Testing Configuration Workflows in CI/CD

Configuration logic is notoriously difficult to test due to global state pollution from os.environ. Isolate tests using the pytest monkeypatch context manager or the pytest-env plugin. When running under uv or Poetry, ensure your test matrix explicitly overrides config paths.

This prevents local developer settings from leaking into CI pipelines. Properly isolated config testing also enables dynamic theming and prompt generation. These patterns can be extended into Interactive Terminal UI with Rich for context-aware user experiences.

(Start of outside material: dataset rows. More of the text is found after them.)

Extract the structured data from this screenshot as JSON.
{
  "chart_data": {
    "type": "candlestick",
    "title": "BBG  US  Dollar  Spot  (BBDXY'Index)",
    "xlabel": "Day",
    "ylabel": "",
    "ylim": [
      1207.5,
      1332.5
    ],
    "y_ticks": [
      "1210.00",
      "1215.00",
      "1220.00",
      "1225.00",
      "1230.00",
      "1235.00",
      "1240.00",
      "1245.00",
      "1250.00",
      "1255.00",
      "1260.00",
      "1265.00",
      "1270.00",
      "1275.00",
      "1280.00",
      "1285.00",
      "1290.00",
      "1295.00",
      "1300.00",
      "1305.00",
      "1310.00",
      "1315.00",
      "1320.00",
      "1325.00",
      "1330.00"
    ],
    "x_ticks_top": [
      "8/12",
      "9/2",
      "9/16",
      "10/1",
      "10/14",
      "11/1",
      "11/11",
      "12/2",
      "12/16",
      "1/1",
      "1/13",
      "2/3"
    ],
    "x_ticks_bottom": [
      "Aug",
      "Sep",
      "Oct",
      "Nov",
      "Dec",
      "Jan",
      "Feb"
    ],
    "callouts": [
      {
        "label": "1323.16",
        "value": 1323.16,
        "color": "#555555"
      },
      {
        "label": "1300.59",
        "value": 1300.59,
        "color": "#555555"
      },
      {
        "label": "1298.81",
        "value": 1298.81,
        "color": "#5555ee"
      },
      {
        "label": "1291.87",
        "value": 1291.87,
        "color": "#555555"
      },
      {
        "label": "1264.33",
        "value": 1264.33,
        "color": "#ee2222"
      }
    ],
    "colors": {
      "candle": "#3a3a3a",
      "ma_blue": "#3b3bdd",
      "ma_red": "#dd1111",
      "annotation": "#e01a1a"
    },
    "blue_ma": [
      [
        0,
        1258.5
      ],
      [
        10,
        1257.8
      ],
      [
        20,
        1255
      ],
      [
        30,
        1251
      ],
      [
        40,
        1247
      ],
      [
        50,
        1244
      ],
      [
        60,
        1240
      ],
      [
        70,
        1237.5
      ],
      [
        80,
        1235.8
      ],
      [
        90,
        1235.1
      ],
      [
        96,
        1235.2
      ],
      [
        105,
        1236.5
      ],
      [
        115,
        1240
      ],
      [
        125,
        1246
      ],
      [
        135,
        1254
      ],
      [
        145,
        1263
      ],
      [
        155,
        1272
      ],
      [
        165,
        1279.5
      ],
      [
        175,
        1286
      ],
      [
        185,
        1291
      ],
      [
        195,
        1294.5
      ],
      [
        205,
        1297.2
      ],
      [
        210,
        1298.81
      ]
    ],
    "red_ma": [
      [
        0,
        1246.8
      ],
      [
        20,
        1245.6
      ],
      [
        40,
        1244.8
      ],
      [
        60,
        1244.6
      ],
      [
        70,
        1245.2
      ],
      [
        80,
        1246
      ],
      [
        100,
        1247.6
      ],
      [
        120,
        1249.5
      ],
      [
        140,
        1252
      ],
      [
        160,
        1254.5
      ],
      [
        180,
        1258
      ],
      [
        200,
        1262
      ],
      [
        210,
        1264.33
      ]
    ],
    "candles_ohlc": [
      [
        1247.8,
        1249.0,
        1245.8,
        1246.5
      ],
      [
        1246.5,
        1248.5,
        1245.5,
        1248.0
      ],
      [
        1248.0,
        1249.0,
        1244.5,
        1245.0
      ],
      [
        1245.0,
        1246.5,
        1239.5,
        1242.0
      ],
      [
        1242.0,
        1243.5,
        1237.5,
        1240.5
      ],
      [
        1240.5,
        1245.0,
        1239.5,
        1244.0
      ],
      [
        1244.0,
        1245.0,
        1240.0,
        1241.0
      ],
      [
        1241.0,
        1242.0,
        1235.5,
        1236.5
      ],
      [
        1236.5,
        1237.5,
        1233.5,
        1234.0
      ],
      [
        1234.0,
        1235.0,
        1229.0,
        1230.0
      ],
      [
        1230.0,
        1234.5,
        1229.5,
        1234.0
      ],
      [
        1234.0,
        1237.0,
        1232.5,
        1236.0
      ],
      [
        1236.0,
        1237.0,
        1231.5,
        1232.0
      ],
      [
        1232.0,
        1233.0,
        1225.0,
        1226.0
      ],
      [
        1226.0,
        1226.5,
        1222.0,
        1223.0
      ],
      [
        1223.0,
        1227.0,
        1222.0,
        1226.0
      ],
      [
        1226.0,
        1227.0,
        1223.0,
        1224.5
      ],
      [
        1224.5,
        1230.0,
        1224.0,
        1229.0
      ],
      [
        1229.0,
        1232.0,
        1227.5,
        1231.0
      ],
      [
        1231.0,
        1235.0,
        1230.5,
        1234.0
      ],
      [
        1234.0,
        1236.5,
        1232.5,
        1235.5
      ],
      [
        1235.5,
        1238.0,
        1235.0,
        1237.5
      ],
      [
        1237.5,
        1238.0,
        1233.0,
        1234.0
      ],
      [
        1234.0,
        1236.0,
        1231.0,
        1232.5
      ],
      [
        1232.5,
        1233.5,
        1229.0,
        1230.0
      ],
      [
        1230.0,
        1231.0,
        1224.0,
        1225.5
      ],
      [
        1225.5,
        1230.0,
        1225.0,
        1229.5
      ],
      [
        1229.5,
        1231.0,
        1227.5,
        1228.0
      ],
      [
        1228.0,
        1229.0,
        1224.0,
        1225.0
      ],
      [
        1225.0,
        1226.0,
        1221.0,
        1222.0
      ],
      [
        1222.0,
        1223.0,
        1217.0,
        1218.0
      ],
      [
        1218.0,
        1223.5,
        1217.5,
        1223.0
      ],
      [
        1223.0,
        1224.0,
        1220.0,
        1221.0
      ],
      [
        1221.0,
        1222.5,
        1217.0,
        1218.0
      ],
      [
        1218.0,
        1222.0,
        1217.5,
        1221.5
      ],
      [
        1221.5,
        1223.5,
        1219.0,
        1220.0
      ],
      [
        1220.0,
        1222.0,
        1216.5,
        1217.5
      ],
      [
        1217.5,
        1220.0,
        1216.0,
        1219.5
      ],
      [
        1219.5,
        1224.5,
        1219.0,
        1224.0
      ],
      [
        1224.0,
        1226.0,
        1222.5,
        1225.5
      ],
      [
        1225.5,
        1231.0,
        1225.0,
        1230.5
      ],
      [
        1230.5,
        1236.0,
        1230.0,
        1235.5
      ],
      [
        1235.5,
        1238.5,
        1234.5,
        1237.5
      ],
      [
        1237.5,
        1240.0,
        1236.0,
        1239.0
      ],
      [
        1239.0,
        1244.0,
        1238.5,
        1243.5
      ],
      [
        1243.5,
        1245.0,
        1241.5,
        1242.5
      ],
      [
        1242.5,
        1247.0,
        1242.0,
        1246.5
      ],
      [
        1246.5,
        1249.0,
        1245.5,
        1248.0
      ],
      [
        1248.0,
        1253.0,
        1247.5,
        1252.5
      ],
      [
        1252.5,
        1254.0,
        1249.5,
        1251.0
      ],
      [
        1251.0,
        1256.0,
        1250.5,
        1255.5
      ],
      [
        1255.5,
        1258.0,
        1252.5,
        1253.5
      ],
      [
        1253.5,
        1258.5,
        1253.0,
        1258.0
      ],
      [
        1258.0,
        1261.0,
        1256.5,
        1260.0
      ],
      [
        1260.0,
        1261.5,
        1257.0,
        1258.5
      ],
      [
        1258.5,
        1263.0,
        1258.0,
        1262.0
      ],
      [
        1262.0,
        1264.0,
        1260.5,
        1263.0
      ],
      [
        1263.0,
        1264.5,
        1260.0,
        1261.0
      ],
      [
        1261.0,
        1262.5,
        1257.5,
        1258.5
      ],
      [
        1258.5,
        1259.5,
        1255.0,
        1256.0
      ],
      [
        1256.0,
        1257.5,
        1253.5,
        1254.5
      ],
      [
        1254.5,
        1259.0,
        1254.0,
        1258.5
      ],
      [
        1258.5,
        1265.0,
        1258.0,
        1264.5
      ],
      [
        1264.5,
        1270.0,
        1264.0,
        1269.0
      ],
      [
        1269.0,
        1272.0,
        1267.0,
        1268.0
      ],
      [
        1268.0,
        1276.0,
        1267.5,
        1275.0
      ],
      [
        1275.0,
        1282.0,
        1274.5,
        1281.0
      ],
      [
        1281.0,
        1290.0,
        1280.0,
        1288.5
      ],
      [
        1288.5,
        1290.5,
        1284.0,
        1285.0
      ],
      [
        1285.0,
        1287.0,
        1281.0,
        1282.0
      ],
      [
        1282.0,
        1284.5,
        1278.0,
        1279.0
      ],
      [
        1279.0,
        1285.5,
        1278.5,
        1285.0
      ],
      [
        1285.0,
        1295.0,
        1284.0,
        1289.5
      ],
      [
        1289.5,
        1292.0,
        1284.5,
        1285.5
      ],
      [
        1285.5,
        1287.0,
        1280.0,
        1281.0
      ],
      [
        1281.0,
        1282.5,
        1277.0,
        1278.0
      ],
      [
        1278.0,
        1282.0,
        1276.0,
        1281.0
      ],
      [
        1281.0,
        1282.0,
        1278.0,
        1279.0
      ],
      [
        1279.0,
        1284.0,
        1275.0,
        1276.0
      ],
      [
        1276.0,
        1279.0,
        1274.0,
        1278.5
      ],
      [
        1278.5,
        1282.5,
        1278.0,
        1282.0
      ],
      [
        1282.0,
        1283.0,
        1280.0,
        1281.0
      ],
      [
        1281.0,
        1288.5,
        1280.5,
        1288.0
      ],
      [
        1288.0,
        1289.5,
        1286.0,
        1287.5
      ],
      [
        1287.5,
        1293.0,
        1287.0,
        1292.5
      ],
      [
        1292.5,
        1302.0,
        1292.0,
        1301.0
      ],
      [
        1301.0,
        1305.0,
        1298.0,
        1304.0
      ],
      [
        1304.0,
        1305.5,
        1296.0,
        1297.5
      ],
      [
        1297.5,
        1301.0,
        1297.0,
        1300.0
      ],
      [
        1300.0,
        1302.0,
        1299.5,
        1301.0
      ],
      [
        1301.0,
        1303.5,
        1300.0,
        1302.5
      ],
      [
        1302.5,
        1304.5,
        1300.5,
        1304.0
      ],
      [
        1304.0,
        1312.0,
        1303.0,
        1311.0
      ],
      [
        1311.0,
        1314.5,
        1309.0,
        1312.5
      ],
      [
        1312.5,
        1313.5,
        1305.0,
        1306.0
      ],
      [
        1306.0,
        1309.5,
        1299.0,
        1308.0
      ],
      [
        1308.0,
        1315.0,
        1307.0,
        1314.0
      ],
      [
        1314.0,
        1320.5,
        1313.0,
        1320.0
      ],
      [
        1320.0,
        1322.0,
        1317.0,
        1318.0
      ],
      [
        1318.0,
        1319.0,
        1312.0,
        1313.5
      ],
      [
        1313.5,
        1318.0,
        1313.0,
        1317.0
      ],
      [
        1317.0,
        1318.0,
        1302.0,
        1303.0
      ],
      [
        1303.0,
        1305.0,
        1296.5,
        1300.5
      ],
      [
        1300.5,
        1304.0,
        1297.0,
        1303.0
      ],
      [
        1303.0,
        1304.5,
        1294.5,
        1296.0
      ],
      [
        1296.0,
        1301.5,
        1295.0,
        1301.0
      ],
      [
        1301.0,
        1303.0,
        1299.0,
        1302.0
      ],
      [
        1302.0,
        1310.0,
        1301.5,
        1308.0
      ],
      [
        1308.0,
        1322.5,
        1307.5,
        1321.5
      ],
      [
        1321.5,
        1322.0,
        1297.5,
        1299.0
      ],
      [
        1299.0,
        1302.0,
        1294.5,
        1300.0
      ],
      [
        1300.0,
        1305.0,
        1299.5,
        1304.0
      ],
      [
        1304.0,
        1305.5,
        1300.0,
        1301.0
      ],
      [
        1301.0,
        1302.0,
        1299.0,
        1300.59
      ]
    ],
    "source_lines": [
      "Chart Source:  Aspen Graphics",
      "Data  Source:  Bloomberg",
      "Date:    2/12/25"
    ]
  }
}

Wrap config loading in a factory function to enable dependency injection in tests. Use pytest.mark.parametrize to assert precedence rules across multiple input combinations. Snapshot config outputs to detect unintended schema drift across dependency updates.

# tests/test_config.py
import os
import pytest
from config import AppConfig

@pytest.fixture(autouse=True)
def clean_env(monkeypatch):
 for key in list(os.environ.keys()):
 if key.startswith("MYTOOL_"):
 monkeypatch.delenv(key)
 yield monkeypatch

def test_env_precedence(clean_env):
 clean_env.setenv("MYTOOL_TIMEOUT", "60")
 cfg = AppConfig()
 assert cfg.timeout == 60

@pytest.mark.parametrize("input_val, expected", [("10", 10), ("0", 0)])
def test_type_coercion(clean_env, input_val, expected):
 clean_env.setenv("MYTOOL_TIMEOUT", input_val)
 assert AppConfig().timeout == expected

Run the isolated test suite using modern package managers:

# Initialize environment and run tests
uv venv
uv pip install -e ".[dev]"
uv run pytest tests/test_config.py -v --tb=short
  • Wrap config loading in a factory function to enable dependency injection in tests.
  • Use pytest.mark.parametrize to assert precedence rules across multiple input combinations.
  • Snapshot config outputs to detect unintended schema drift across dependency updates.